For each service, we compute weighted income-bracket shares within that service’s weekly users. Specifically, we divide the sum of survey weights for respondents in each income bracket by the total sum of survey weights for all of that service’s weekly users. This yields a percentage breakdown that accounts for the probability-weighted representation of each income group.
To quantify uncertainty, we compute weighted standard errors using Taylor series linearization (following our polling hub methodology). We then construct 90% confidence intervals using these standard errors.

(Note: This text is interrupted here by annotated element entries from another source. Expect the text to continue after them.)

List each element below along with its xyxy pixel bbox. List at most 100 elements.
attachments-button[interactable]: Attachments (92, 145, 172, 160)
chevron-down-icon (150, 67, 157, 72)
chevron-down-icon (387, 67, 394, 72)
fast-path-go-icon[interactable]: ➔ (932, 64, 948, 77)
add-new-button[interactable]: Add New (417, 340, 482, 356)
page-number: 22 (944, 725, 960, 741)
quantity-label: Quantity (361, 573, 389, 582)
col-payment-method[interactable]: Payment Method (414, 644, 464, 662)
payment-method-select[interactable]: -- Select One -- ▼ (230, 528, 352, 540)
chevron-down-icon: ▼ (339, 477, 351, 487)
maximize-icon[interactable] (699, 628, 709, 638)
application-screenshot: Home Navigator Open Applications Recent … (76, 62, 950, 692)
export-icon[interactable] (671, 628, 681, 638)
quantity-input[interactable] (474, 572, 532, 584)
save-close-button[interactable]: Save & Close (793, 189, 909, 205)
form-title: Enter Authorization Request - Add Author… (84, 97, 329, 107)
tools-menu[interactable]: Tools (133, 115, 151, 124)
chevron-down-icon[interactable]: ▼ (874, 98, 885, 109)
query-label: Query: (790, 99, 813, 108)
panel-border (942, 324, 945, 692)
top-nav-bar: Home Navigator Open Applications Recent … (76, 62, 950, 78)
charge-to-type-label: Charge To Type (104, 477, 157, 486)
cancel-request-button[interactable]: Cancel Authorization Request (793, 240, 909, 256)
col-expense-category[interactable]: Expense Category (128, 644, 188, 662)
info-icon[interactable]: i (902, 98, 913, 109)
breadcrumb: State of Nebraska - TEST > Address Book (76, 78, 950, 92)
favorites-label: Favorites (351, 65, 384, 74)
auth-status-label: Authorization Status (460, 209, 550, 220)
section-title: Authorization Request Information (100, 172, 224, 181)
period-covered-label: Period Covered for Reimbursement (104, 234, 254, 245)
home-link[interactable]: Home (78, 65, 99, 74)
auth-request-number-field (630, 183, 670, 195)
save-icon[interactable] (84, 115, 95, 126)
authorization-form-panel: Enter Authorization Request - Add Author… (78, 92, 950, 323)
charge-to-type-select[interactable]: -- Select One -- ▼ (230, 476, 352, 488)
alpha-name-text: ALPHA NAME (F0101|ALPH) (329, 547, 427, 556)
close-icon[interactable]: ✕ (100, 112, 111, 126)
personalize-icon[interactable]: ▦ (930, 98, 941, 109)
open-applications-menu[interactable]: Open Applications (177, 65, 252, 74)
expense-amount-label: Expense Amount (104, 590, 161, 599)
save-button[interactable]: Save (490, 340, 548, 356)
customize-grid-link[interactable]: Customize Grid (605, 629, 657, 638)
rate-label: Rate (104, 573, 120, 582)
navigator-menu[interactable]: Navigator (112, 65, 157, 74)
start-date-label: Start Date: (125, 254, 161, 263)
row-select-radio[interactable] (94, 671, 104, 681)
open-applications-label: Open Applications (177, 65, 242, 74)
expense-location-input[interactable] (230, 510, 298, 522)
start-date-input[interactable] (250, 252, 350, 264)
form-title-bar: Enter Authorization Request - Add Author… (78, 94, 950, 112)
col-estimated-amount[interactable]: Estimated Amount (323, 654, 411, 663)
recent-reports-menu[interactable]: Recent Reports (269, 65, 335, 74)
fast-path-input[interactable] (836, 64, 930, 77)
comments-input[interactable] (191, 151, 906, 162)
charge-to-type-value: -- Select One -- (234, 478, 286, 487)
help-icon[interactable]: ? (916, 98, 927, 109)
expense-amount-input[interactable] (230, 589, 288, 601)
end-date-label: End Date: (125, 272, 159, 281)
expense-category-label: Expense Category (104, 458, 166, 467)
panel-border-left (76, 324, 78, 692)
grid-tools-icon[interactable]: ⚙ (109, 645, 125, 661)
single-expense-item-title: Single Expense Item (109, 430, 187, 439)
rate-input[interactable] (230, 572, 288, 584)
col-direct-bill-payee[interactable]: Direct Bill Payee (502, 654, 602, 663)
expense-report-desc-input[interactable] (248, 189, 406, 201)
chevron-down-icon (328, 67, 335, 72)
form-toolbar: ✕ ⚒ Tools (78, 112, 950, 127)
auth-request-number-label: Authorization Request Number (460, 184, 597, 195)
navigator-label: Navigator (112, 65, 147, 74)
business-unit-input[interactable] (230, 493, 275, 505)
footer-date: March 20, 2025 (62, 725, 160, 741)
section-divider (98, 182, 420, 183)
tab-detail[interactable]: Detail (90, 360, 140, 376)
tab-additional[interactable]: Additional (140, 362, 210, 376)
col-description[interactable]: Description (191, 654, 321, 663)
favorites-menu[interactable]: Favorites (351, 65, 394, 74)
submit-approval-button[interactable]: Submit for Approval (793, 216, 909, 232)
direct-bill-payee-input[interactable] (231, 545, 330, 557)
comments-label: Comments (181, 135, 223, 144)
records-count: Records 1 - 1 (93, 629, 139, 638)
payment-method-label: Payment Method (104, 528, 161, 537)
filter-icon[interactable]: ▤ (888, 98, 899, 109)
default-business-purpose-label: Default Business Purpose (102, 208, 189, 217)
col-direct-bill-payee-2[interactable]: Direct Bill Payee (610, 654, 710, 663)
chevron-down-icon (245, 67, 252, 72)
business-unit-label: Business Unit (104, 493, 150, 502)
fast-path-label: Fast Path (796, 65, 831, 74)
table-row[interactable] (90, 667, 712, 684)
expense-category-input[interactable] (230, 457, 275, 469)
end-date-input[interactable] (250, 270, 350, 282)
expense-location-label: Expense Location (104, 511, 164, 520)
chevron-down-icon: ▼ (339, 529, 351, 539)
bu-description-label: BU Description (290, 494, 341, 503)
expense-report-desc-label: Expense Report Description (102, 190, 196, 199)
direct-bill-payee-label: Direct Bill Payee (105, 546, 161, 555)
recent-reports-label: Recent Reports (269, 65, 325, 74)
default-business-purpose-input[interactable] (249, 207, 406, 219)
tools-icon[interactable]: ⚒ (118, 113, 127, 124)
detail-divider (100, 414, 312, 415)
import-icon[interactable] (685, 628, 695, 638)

| Service | n | Under $25K | $25K-$50K | $50K-$75K | $75K-$100K | $100K+ |
|---|---|---|---|---|---|---|
| ChatGPT | 1,611 | 7.4% [6.4, 8.5] | 9.8% [8.6, 11.1] | 11.1% [9.8, 12.4] | 11.4% [10.0, 12.8] | 60.3% [58.2, 62.3] |
| Claude | 201 | 2.5% [0.8, 4.2] | 3.9% [1.7, 6.2] | 6.4% [3.6, 9.2] | 7.3% [4.3, 10.3] | 79.8% [75.2, 84.4] |
| Google Gemini | 1,105 | 8.5% [7.1, 9.9] | 11.1% [9.5, 12.7] | 12.7% [11.1, 14.4] | 11.7% [10.1, 13.3] | 55.9% [53.4, 58.4] |
| Grok | 221 | 9.5% [6.2, 12.9] | 12.1% [8.5, 15.6] | 12.3% [8.6, 15.9] | 9.9% [6.5, 13.4] | 56.2% [50.6, 61.8] |
| Meta AI | 359 | 17.1% [13.8, 20.3] | 15.0% [11.8, 18.1] | 17.3% [14.0, 20.6] | 14.1% [11.0, 17.3] | 36.5% [32.3, 40.7] |
| Microsoft Copilot | 590 | 5.7% [4.2, 7.3] | 8.9% [6.9, 10.8] | 11.9% [9.7, 14.2] | 9.8% [7.7, 11.9] | 63.7% [60.3, 67.0] |
| Perplexity | 86 | 12.0% [6.3, 17.6] | 13.1% [6.9, 19.3] | 7.5% [2.6, 12.4] | 7.5% [2.6, 12.3] | 60.0% [51.1, 68.8] |
| DeepSeek | 43 | 17.8% [8.0, 27.5] | 15.9% [6.6, 25.2] | 8.8% [1.7, 15.9] | 8.9% [1.8, 16.1] | 48.6% [35.7, 61.6] |
| Character.AI | 39 | 27.0% [15.2, 38.8] | 20.1% [9.4, 30.8] | 15.1% [5.6, 24.7] | 4.9% [0.0, 10.5] | 32.9% [20.0, 45.8] |
| Other | 115 | 13.3% [8.0, 18.6] | 13.8% [8.4, 19.2] | 9.5% [4.9, 14.1] | 10.3% [5.4, 15.2] | 53.1% [45.3, 60.9] |
| Service-use nonresponse | 58 | 12.1% [5.0, 19.3] | 11.1% [4.4, 17.9] | 16.2% [7.9, 24.5] | 17.1% [8.4, 25.9] | 43.4% [32.5, 54.3] |
From the graph, we exclude services with smaller shares (Perplexity, DeepSeek, and Character.AI, ‘other’ responses, and non-responses.
Assumptions and limitations
Each wave surveys a fresh sample (cross-section) rather than tracking the same individuals, so results reflect population-level changes. Pooling waves increases sample sizes and requires that the income profile of each service’s users be roughly stable across the three survey field periods (March, April 2026). In a series of Rao-Scott survey-weighted tests for homogeneity, we find no statistically significant evidence that any tool’s user income profile differs across waves.
Claude (n = 201) and Grok (n = 221) have relatively small pooled samples among the six charted services, so income-bracket estimates for these services carry wider uncertainty than for other services.
Although results are weighted to be representative, as with all surveys, non-respondents may differ from respondents in ways the weighting does not capture. Usage is self-reported and may be affected by recall error or misclassification.